Lorsque le dossier est complet et que la souscription est réalisée en ligne, il est courant de recevoir l’attestation en moins de 24 heures. Ce délai reste indicatif et dépend de la complétude de votre dossier ainsi que des procédures propres à chaque partenaire assureur ou courtier. En cas de profil atypique ou de demande de pièces complémentaires, le délai peut être plus long.

FAQ

L’agenceur auto-entrepreneur doit-il souscrire une décennale ?

Oui, sans exception. L’obligation de souscrire une assurance décennale s’applique à tous les statuts, y compris l’auto-entrepreneur et la micro-entreprise, dès le premier chantier. Le défaut d’assurance expose à des sanctions pénales pouvant aller jusqu’à 75 000 € d’amende et 6 mois d’emprisonnement (article L243-3 du Code des assurances), sans compter une responsabilité personnelle illimitée.

Quelles activités dois-je déclarer si je suis agenceur polyvalent ?

Vous devez déclarer l’ensemble de vos activités réelles : agencement commercial, pose de cloisons, menuiserie intérieure, installation de cuisines encastrées, etc. Chaque activité non déclarée est une activité non couverte en cas de sinistre. En cas de doute, un partenaire courtier peut vous aider à définir précisément le périmètre de votre contrat.

Ma décennale couvre-t-elle les travaux réalisés chez des particuliers et des professionnels ?

En principe oui, à condition que vos travaux chez des particuliers et des professionnels soient bien déclarés dans votre contrat. Certains assureurs distinguent ces deux types de clientèle dans les conditions de garantie. Vérifiez attentivement les clauses avant de signer.

Que se passe-t-il si je change d’activité en cours de contrat ?

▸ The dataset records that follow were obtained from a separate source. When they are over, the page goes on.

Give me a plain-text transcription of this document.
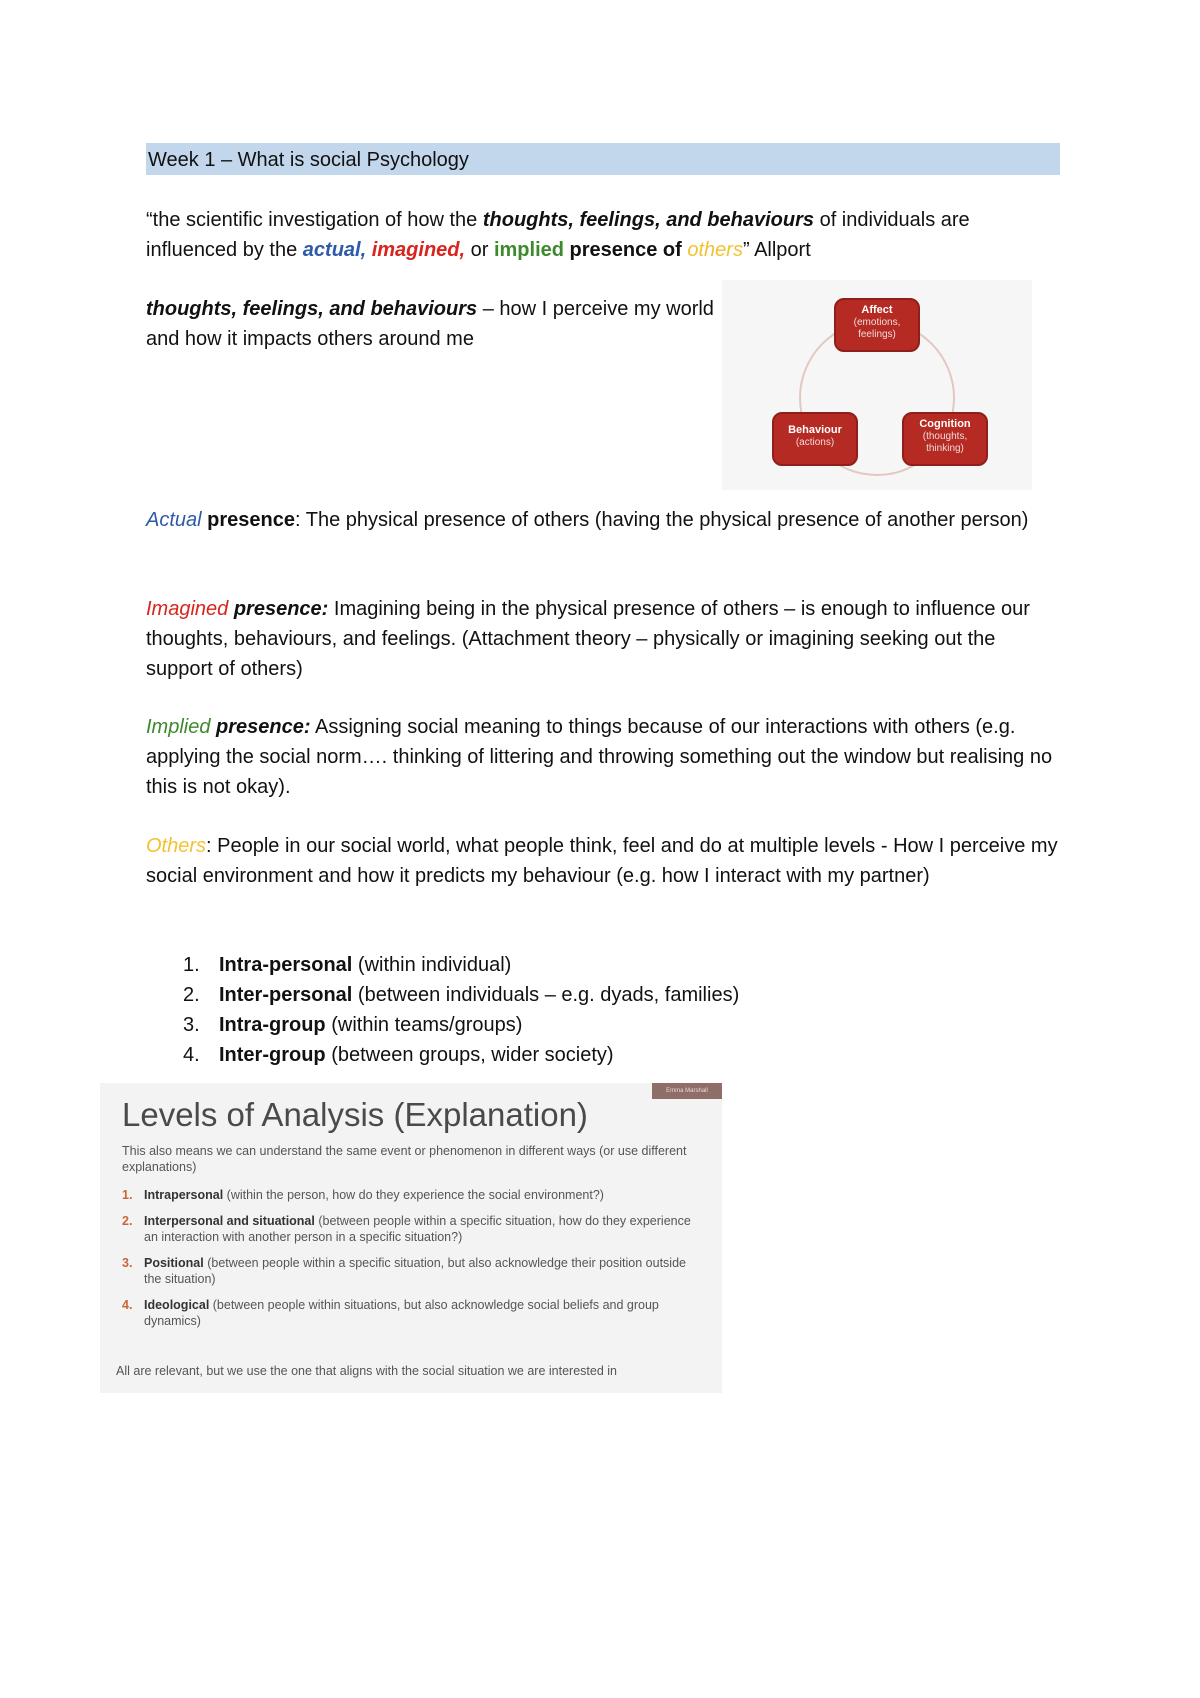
Week 1 – What is social Psychology
“the scientific investigation of how the thoughts, feelings, and behaviours of individuals are influenced by the actual, imagined, or implied presence of others” Allport
thoughts, feelings, and behaviours – how I perceive my world and how it impacts others around me
Affect
(emotions, feelings)
Behaviour
(actions)
Cognition
(thoughts, thinking)
Actual presence: The physical presence of others (having the physical presence of another person)
Imagined presence: Imagining being in the physical presence of others – is enough to influence our thoughts, behaviours, and feelings. (Attachment theory – physically or imagining seeking out the support of others)
Implied presence: Assigning social meaning to things because of our interactions with others (e.g. applying the social norm…. thinking of littering and throwing something out the window but realising no this is not okay).
Others: People in our social world, what people think, feel and do at multiple levels - How I perceive my social environment and how it predicts my behaviour (e.g. how I interact with my partner)
1. Intra-personal (within individual)
2. Inter-personal (between individuals – e.g. dyads, families)
3. Intra-group (within teams/groups)
4. Inter-group (between groups, wider society)
Emma Marshall
Levels of Analysis (Explanation)
This also means we can understand the same event or phenomenon in different ways (or use different explanations)
1. Intrapersonal (within the person, how do they experience the social environment?)
2. Interpersonal and situational (between people within a specific situation, how do they experience an interaction with another person in a specific situation?)
3. Positional (between people within a specific situation, but also acknowledge their position outside the situation)
4. Ideological (between people within situations, but also acknowledge social beliefs and group dynamics)
All are relevant, but we use the one that aligns with the social situation we are interested in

Vous devez informer votre assureur de toute évolution significative de votre activité. Une activité nouvelle non déclarée ne sera pas couverte. La plupart des contrats permettent des avenants pour mettre à jour le périmètre garanti, parfois avec une révision de la prime.

La décennale couvre-t-elle les travaux réalisés avant ma souscription ?

Non. La décennale couvre les chantiers ouverts pendant la période de validité du contrat. Des travaux réalisés avant la souscription ne sont pas couverts, ce qui souligne l’importance de souscrire avant l’ouverture du premier chantier, et non après.

Conclusion

L’assurance décennale agenceur n’est pas une formalité administrative : c’est une protection essentielle qui engage votre responsabilité pendant dix ans après la réception des travaux. Bien choisir son contrat, c’est déclarer précisément ses activités, vérifier les plafonds et les exclusions, et ne pas se laisser guider uniquement par le prix.